Polish cinematographer Ryszard Lenczewski has had a long and successful career in cinema: over four decades, he has worked on almost 100 films in 32 countries. He has been nominated for and won awards not only in Poland but also in the United Kingdom and the United States.
But before he began working in film, Lenczewski wanted to be a photographer. After learning the rudiments of the darkroom during a job at a printing house, he began shooting on his own. He was soon winning local photography competitions and dreaming of a career in the field. But in communist Poland at that time, a career in photography was hardly possible — there were no magazines, no advertisements, no fashion. He determined that the best way to get behind a camera and make images was to become a cinematographer.
Lenczewski never abandoned his roots however.
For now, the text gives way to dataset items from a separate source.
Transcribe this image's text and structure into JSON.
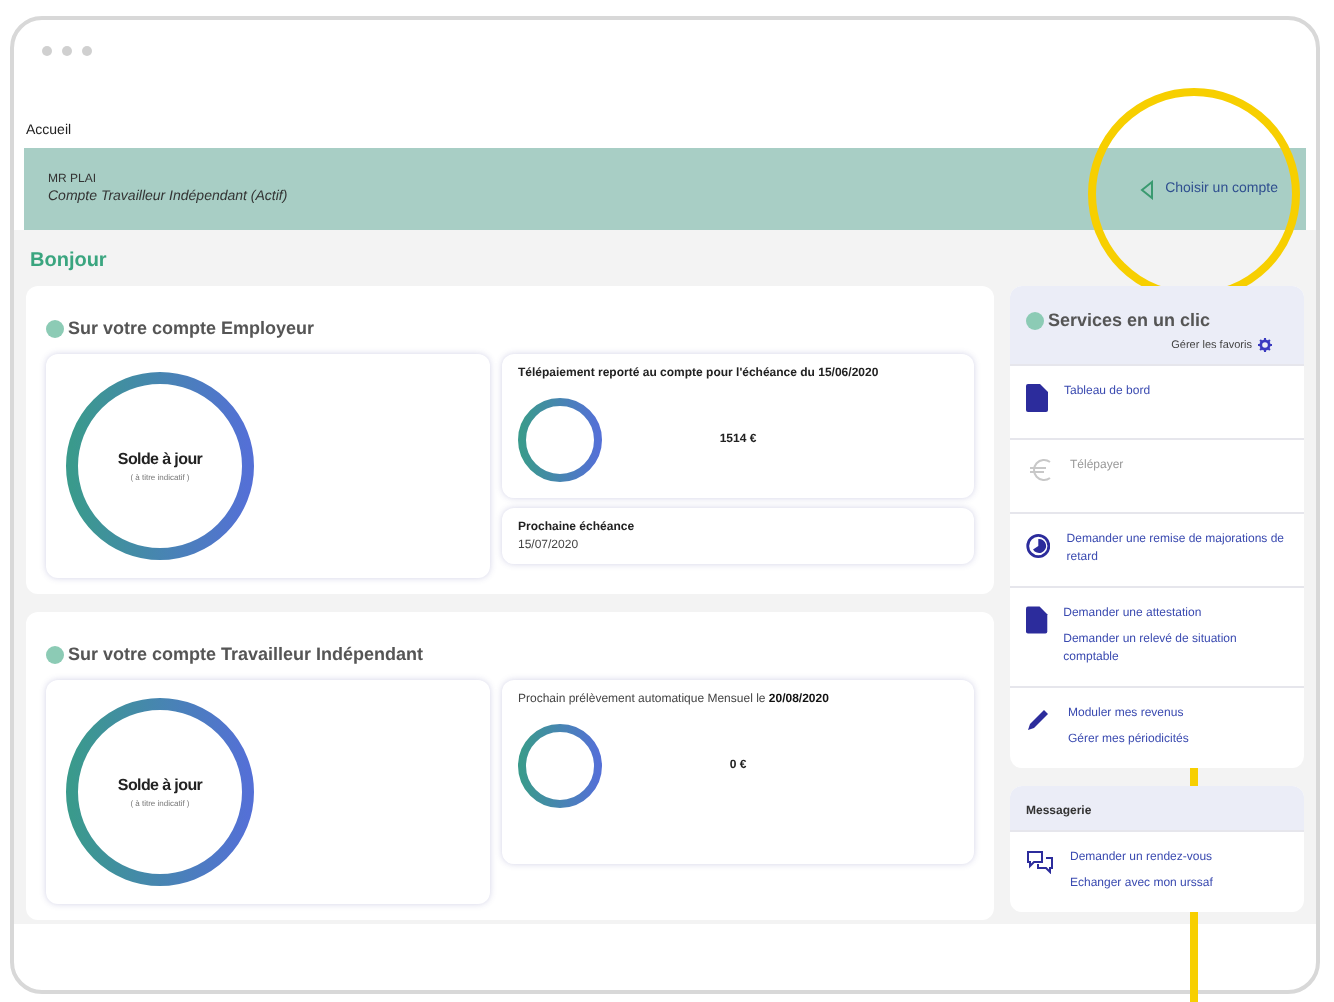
{
  "breadcrumb": "Accueil",
  "account_banner": {
    "name": "MR PLAI",
    "account": "Compte Travailleur Indépendant (Actif)",
    "action": "Choisir un compte"
  },
  "greeting": "Bonjour",
  "accounts": [
    {
      "title": "Sur votre compte Employeur",
      "balance": {
        "label": "Solde à jour",
        "note": "( à titre indicatif )"
      },
      "panels": [
        {
          "kind": "amount",
          "label": "Télépaiement reporté au compte pour l'échéance du 15/06/2020",
          "amount": "1514 €"
        },
        {
          "kind": "date",
          "label": "Prochaine échéance",
          "value": "15/07/2020"
        }
      ]
    },
    {
      "title": "Sur votre compte Travailleur Indépendant",
      "balance": {
        "label": "Solde à jour",
        "note": "( à titre indicatif )"
      },
      "panels": [
        {
          "kind": "amount",
          "label": "Prochain prélèvement automatique Mensuel le **20/08/2020**",
          "amount": "0 €"
        }
      ]
    }
  ],
  "services": {
    "title": "Services en un clic",
    "manage": "Gérer les favoris",
    "items": [
      {
        "kind": "document",
        "links": [
          "Tableau de bord"
        ],
        "disabled": false
      },
      {
        "kind": "euro",
        "links": [
          "Télépayer"
        ],
        "disabled": true
      },
      {
        "kind": "clock",
        "links": [
          "Demander une remise de majorations de retard"
        ],
        "disabled": false
      },
      {
        "kind": "document",
        "links": [
          "Demander une attestation",
          "Demander un relevé de situation comptable"
        ],
        "disabled": false
      },
      {
        "kind": "pencil",
        "links": [
          "Moduler mes revenus",
          "Gérer mes périodicités"
        ],
        "disabled": false
      }
    ]
  },
  "messaging": {
    "title": "Messagerie",
    "items": [
      {
        "kind": "chat",
        "links": [
          "Demander un rendez-vous",
          "Echanger avec mon urssaf"
        ],
        "disabled": false
      }
    ]
  }
}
He continues to photograph to this day and feels that photographic stills are an essential part of his practice. The stills above were taken as preparatory sketches for his latest, award-winning work for the film Ida.
You describe how photographing is like “sketching” for you — a way to help you prepare your cinematographic shots. Is this standard practice among cinematographers? How did still photography become such a large part of your professional method?
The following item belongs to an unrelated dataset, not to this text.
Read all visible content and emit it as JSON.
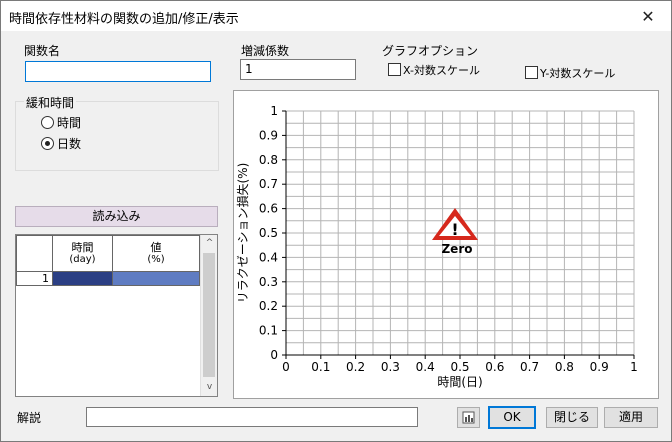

During one of my first movies as a cinematographer, I was working with a difficult director. We were having trouble communicating, especially about how the film should look. I knew he was very precise and words were failing us. So, I dug up my old camera, a Praktica and began to scout locations on my own. As soon as I showed him prints, we found it easier and easier to communicate. Eventually, the stills became a storyboard for us and set the tone for the entire movie.
Shooting still photography not only gives me a way to communicate with directors in a straightforward, visual manner but it also gave me a lot of independence. Films are very collaborative projects but when I scout locations, I can go on my own and snap photographs as I please.